So in PCA I encountered a formulation for LSE, which is:
$$\frac{1}{2} \sum_{i=1}^N ||x_i - \tilde{x_i}||^2$$
Where $\tilde{x}$ is a "restriction" of $x$ such that only parts of the observations are "meaningful". So the LSE measures a difference between the "full model" and a reduced model.
When I looked up LSE, I did not see $\frac{1}{2}$ in the formulations.
This is a common simplification done in machine learning texts.
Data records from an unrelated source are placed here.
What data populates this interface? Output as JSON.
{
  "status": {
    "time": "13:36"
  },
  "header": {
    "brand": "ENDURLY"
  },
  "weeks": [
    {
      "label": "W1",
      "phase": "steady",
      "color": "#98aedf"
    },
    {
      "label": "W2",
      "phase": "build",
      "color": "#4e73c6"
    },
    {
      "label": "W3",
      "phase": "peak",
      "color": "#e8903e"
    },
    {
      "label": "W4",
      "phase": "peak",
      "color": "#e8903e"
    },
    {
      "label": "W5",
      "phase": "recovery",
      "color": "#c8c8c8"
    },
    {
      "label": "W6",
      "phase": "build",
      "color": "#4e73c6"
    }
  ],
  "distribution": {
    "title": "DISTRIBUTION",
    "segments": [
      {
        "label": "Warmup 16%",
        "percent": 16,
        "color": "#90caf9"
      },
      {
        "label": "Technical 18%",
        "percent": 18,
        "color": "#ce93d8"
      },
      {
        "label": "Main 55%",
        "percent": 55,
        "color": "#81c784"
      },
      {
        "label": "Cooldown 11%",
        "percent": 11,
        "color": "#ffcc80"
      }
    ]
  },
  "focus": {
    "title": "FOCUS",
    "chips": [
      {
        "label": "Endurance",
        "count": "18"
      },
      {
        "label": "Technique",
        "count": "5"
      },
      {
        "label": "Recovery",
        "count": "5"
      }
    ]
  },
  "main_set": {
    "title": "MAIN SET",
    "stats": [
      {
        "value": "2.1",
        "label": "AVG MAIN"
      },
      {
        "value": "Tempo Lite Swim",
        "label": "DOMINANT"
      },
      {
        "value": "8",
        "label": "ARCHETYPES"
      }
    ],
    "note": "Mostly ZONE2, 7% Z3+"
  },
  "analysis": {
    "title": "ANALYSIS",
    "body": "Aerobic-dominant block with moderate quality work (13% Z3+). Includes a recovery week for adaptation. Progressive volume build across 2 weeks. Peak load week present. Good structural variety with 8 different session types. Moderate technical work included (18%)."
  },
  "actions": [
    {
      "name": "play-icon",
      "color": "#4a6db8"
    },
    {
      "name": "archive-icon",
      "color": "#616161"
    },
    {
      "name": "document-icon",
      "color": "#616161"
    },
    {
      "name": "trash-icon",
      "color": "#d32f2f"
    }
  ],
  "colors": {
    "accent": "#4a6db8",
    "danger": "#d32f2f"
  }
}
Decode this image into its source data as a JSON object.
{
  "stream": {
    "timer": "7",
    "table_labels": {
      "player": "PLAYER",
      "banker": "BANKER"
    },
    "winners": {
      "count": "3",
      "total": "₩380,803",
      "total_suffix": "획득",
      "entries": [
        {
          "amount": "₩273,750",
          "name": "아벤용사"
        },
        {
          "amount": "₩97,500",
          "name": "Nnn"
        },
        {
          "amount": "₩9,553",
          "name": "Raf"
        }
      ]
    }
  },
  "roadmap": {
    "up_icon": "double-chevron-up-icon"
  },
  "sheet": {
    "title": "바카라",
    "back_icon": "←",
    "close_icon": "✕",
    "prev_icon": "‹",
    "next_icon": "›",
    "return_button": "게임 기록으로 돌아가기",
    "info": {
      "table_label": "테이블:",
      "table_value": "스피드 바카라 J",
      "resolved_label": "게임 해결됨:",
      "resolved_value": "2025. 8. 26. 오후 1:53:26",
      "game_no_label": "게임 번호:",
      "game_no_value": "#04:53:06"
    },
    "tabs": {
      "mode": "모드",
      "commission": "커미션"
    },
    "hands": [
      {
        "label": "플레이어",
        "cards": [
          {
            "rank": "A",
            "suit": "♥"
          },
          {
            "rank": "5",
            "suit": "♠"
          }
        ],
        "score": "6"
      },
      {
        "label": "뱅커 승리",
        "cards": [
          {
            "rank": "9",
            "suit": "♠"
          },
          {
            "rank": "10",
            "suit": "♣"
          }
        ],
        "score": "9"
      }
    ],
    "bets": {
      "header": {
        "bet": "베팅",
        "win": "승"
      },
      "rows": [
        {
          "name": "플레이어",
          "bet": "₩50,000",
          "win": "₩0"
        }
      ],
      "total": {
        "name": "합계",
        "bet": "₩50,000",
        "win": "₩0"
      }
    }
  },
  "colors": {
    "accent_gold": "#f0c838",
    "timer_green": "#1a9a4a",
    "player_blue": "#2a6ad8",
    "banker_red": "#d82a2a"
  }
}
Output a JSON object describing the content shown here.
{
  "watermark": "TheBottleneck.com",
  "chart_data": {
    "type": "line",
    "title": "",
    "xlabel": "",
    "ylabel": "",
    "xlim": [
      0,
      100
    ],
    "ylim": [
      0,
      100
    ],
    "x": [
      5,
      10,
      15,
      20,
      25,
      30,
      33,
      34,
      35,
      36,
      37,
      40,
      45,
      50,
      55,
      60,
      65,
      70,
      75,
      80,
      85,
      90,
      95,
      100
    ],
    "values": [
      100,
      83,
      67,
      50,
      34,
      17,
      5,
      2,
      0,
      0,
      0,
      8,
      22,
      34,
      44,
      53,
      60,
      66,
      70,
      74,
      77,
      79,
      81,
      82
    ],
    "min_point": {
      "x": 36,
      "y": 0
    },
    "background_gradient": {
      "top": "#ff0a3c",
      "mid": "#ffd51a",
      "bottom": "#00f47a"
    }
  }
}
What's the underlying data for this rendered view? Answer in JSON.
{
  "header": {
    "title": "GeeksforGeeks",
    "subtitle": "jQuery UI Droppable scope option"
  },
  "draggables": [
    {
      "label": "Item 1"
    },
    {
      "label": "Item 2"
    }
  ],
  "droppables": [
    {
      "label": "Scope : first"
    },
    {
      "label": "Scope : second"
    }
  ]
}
The answer to your question is that it doesn't matter if the $\dfrac{1}{2}$ is there or not. Why? Because the whole goal is to minimize the residual sum of squares. Let's say that the residual sum of squares without the $1/2$ is $\text{RSS}$. Then, from calculus, minimizing $\text{RSS}$ is the same as minimizing $(1/2) \cdot \text{RSS}$. Multiplication by a positive constant does not affect the location at which the minima occur.
The $(1/2)$ is usually there to simplify the differentiation from the power rule. As a simple example, suppose I wanted to find the values of $x$ which minimize $f(x) = x^2$. I could, equivalently, find the $x$ values minimizing $g(x) = \dfrac{1}{2}x^2$. Taking the derivative yields a simpler form for $g^{\prime}(x)$ than for $f^{\prime}(x)$, as the $\dfrac{1}{2}$ would "cancel out" with the $2$. Yet in both cases, if I do the usual critical-point and second-derivative tests, I end up with $x = 0$.